Some critics have used my 2011 manuscript—just as they used the fact that I accepted payment from the Mail—to imply that I was telling my story (or exaggerating and making things up) to profit from my misery.

Instead, my goal was and has always been to try to free myself of some of the memories that haunted me, while also focusing attention on the wrongdoing of my abusers.

Just as the teenage me had when I was journaling at Growing Together, the adult me felt better when I grabbed hold of the memories that ricocheted inside my head and got them down on paper.

Back in 2007, Palm Beach police chief Michael Reiter had taken his department’s findings about Epstein to the FBI.

As I’ve said, I soon heard from someone I thought might be posing as an agent, but I heard nothing more after I hung up on him.

Now, four years later, the Daily Mail’s stories about me led the Bureau straight to my door.

On March 17, 2011, the FBI interviewed me for the first time about Epstein at the US consulate in Sydney.

The meeting lasted several hours; I wanted to help the investigators, but it was a stressful experience.

It was difficult for me to talk about all that I’d experienced in one sitting; I got through it, though sometimes tearfully.

Like Churcher, the FBI agents showed me photographs of men’s faces and asked me if I recognized any of them or had been trafficked to any of them.

Again, I identified several men who had abused me.

Robbie insisted on being by my side during the interview, which was both a plus and a minus.

As always, he made me feel safe, but when I described being passed around from man to man to man, my husband got almost as upset as I was.
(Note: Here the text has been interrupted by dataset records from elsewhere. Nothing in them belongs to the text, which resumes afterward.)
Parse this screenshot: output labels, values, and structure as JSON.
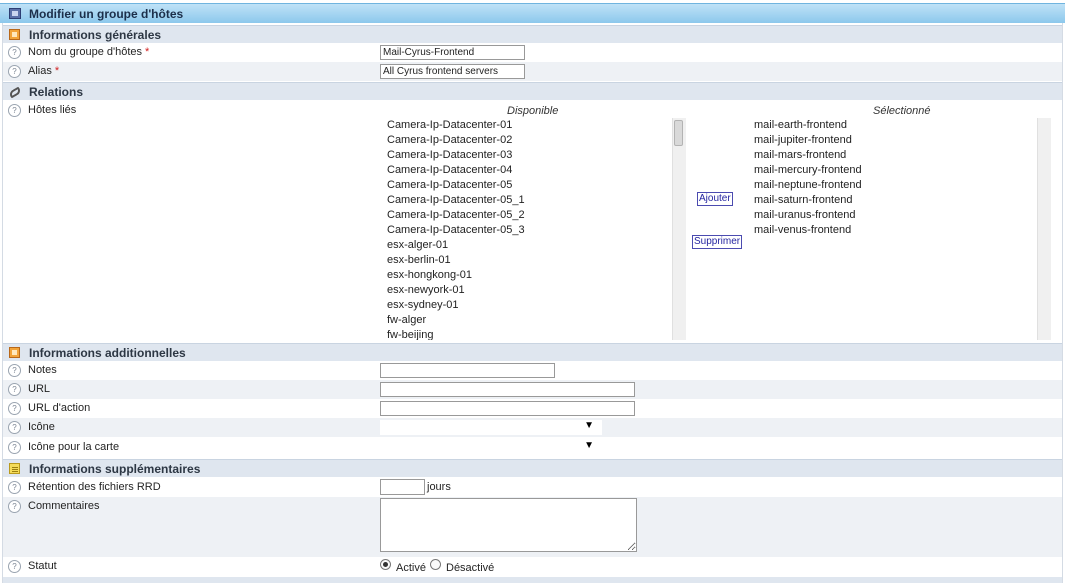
{
  "header": {
    "title": "Modifier un groupe d'hôtes",
    "icon": "hostgroup-icon"
  },
  "sections": {
    "general": "Informations générales",
    "relations": "Relations",
    "additional": "Informations additionnelles",
    "extra": "Informations supplémentaires"
  },
  "help_glyph": "?",
  "required_mark": "*",
  "general": {
    "name_label": "Nom du groupe d'hôtes",
    "name_value": "Mail-Cyrus-Frontend",
    "alias_label": "Alias",
    "alias_value": "All Cyrus frontend servers"
  },
  "relations": {
    "linked_hosts_label": "Hôtes liés",
    "available_header": "Disponible",
    "selected_header": "Sélectionné",
    "add_label": "Ajouter",
    "remove_label": "Supprimer",
    "available": [
      "Camera-Ip-Datacenter-01",
      "Camera-Ip-Datacenter-02",
      "Camera-Ip-Datacenter-03",
      "Camera-Ip-Datacenter-04",
      "Camera-Ip-Datacenter-05",
      "Camera-Ip-Datacenter-05_1",
      "Camera-Ip-Datacenter-05_2",
      "Camera-Ip-Datacenter-05_3",
      "esx-alger-01",
      "esx-berlin-01",
      "esx-hongkong-01",
      "esx-newyork-01",
      "esx-sydney-01",
      "fw-alger",
      "fw-beijing"
    ],
    "selected": [
      "mail-earth-frontend",
      "mail-jupiter-frontend",
      "mail-mars-frontend",
      "mail-mercury-frontend",
      "mail-neptune-frontend",
      "mail-saturn-frontend",
      "mail-uranus-frontend",
      "mail-venus-frontend"
    ]
  },
  "additional": {
    "notes_label": "Notes",
    "notes_value": "",
    "url_label": "URL",
    "url_value": "",
    "action_url_label": "URL d'action",
    "action_url_value": "",
    "icon_label": "Icône",
    "icon_value": "",
    "map_icon_label": "Icône pour la carte",
    "map_icon_value": "",
    "dropdown_arrow": "▼"
  },
  "extra": {
    "rrd_label": "Rétention des fichiers RRD",
    "rrd_value": "",
    "rrd_unit": "jours",
    "comments_label": "Commentaires",
    "comments_value": "",
    "status_label": "Statut",
    "status_active": "Activé",
    "status_inactive": "Désactivé",
    "status_selected": "active"
  }
}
At one point, as the line of questioning got more and more detailed, Robbie completely lost it, lashing out at the federal agents.

“You sick perverts,” he yelled. “Do you really need to know every fucking thing that happened in each and every room?!”

I tried to calm him down. “Robbie, they have to ask all their questions,” I said.

But when I mentioned even tiny details Robbie hadn’t yet heard, he was gutted.

You may wonder why I’d kept things from him.

But the truth was that at a certain point in our marriage, he’d said he didn’t want to hear more about my time with Epstein.

Now, though, he felt blindsided. “Why didn’t you tell me those things before?

” he asked when we got home from the consulate.

“Because I don’t want you to know every awful fact,” I told him, stroking his head.

“When you close your eyes and go to sleep or when you look at me across the kitchen table or when we are making love, I don’t want you to see some of the things I see.

” Robbie was fuming. “I don’t need you to protect me,” he said.

“I need you to be straight with me.” But I was adamant.

“Robbie, at the end of the day, I’m your wife.

And I’d like to remain your wife.” By which I meant: if you let me leave out some things, we will both be happier.

The day after the interview, two FBI agents came to our house, where I handed over twenty photographs taken during my time with Epstein and Maxwell.

The photo with Prince Andrew was among them.

I also gave them the massage certificates I’d received in Thailand from ITM.

The FBI would later send me a compact disc with digital copies of all these items, but I would never get any of the originals back.

Skip Notes

* Only later would it become clear that Epstein had been shunned by at least one powerful person he’d previously wooed: Donald Trump.

In their 2020 book called The Grifters’ Club: Trump, Mar-a-Lago, and the Selling of the Presidency, journalists Sarah Blaskey, Nicholas Nehamas, Caitlin Ostroff, and Jay Weaver reported that Trump ended Epstein’s membership at Mar-a-Lago and banned him from visiting in October 2007, after Epstein hit on the teenage daughter of another member.

That was a month after Epstein had entered into the secret nonprosecution agreement with the government but eight months before he made a plea deal.